両目はくり抜かれ、両腕は肩から切り落とされた状態で……。
犯人は猟奇的な趣味を持つ成人男性によるものと警察は判断した。
なぜなら、くり抜かれた両目は雪だるまの目に埋め込まれ、切り落とされた両腕はまるでウサギの耳のように雪だるまの頭に突き刺してあったから。
明らかに快楽殺人、異常者の犯行としか思えなかった。
「大丈夫かい? もうすぐお母さんが迎えに来てくれるからね」
震えながら抱き合う幼い兄妹に声をかける警察官。
楽しいはずのクリスマスにこんなことが起こるなんて悲劇以外の何物でもない。少しでも幼い子どもたちの心の傷が癒えるようにと心から願う。
「おまわりさん……雪だるまがお父さんを食べちゃったの?」
「そうだね……もしかしたらそうなのかもしれないね」
若い警察官はなんと答えて良いのかわからない。でも、もしかしたら……その方が受け入れられるなら、そういうことにしておいた方が良いのかもしれないと思ってしまう。
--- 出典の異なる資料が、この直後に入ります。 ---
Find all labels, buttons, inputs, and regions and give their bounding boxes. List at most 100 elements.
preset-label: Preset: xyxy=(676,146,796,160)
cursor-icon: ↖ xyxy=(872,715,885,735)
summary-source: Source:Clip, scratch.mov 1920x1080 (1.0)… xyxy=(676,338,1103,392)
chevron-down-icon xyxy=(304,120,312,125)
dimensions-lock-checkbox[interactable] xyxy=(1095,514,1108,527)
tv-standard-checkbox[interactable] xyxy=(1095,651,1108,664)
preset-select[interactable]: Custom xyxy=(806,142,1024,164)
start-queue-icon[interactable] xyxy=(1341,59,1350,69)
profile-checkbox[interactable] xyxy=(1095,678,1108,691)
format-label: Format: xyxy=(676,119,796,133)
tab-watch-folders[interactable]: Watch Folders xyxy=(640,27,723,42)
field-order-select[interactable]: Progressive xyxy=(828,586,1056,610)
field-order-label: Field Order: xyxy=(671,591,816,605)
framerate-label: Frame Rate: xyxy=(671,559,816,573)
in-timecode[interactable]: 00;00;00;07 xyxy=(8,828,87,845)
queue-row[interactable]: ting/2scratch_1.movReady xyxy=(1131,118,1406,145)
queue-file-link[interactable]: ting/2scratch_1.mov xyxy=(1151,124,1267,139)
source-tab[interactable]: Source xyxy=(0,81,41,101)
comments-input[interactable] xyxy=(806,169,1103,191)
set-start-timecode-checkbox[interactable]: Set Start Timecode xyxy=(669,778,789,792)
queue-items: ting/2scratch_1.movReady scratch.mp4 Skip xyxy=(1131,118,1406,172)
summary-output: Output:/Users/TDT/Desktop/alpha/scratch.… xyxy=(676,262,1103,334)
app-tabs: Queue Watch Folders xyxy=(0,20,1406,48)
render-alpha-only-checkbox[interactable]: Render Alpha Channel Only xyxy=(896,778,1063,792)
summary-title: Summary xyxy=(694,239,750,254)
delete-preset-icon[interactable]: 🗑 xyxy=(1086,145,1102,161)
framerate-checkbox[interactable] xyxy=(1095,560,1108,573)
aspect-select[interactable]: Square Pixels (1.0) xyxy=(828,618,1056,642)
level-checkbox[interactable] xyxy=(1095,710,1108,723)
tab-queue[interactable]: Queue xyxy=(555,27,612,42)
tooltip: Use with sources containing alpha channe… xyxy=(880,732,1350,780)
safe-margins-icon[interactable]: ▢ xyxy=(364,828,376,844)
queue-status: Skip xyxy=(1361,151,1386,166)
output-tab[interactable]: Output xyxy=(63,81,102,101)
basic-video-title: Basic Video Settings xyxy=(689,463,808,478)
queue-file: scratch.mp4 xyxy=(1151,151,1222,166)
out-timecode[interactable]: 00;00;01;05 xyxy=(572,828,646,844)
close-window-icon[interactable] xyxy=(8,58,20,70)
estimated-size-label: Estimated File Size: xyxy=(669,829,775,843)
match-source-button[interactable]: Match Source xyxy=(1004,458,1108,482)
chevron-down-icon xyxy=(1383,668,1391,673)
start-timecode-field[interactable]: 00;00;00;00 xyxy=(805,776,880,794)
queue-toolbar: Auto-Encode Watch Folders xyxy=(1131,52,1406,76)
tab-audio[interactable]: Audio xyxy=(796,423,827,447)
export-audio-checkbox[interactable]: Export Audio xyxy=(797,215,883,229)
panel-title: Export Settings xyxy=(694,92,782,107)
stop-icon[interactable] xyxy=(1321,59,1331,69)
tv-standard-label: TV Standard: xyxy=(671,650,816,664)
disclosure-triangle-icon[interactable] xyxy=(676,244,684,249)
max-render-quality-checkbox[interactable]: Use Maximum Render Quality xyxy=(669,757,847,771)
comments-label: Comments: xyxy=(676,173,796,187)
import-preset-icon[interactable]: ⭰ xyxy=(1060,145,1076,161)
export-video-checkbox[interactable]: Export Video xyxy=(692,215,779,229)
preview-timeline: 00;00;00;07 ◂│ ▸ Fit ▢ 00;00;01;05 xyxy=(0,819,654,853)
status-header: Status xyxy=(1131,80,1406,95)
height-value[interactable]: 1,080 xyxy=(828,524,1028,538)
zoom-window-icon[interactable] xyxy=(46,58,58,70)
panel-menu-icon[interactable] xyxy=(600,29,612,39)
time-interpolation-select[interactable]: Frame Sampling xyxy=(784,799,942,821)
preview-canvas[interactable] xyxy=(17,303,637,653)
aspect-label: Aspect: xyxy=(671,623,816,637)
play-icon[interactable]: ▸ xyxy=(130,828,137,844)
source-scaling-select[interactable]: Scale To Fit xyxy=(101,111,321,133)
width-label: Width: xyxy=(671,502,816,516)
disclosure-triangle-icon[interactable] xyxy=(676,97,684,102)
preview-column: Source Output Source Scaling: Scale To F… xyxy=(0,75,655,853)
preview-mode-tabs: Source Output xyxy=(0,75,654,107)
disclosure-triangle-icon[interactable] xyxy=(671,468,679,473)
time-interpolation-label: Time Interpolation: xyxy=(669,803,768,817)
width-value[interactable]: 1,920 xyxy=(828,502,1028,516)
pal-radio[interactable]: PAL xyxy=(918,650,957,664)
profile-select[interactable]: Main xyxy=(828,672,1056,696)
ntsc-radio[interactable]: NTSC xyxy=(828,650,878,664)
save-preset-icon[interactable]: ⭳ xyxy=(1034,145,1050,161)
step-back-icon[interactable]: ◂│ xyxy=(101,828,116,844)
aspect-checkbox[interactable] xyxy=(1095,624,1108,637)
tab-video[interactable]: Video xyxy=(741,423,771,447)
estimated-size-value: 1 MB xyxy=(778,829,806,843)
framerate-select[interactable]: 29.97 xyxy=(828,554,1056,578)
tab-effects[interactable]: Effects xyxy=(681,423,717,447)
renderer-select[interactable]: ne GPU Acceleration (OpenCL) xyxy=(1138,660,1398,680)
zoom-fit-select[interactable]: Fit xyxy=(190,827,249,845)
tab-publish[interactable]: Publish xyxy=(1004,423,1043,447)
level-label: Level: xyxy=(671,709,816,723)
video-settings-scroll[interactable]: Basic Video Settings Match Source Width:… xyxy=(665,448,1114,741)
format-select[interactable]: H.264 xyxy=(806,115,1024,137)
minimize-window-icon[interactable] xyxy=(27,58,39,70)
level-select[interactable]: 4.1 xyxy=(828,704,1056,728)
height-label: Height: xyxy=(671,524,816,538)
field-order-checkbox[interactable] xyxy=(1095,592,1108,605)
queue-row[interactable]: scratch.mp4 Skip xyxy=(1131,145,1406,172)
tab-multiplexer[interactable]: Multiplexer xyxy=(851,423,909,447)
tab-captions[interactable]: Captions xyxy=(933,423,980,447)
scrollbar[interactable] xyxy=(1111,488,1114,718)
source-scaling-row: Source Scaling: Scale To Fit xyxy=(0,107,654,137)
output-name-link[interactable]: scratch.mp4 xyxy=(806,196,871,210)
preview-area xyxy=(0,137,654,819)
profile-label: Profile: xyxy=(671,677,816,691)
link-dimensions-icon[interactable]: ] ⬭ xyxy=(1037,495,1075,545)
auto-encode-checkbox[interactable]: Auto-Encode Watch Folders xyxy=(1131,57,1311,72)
春が来る前に雪だるまは綺麗に溶けて消えてしまうから。
こんな忌まわしい記憶など雪と一緒に消えてしまえばいい。また冬が巡ってくる度に思い出すかもしれないが、誰かを一生恨みながら生きるよりも、よほどマシなのではあるまいかと。
「美憂!! 律!!」
「お母さん!!」
二人は美憂の母に引き取られこの村から引っ越していった。
事件後、捜査は難航。兄妹の証言を元に浮かび上がった、木こりの多田野三太が容疑者として取り調べを受け、殺された父親のDNAが検出された斧を所有していたこと、犬や猫の死体が大量に庭から出てきたことなどが決め手となり事件は一応の決着をみた。
「律、美憂はもう寝たの?」
「うん、僕、寝るまで本を読んであげたんだ」
「ごめんね……こんなことに巻きこんじゃって」
「何のこと? お父さんはサンタさんの雪だるまに食べられちゃったんだよ。お母さんや美憂に酷いことをしていたからきっと罰が当たったんだよ」
「……そうね、そうかもしれないわ」
そっと律の頭を撫でる母。
「ねえお母さん。僕、早く大人になって、お母さんや美憂を守りたい」
「ふふ、楽しみにしてるわね」
「律……どうかあの人のようにならないでね。もしそうなった時は……」
仲良さそうに並んで寝息を立てる二人。
静かに見守る母の目は……どこまでも暗く冷たかった。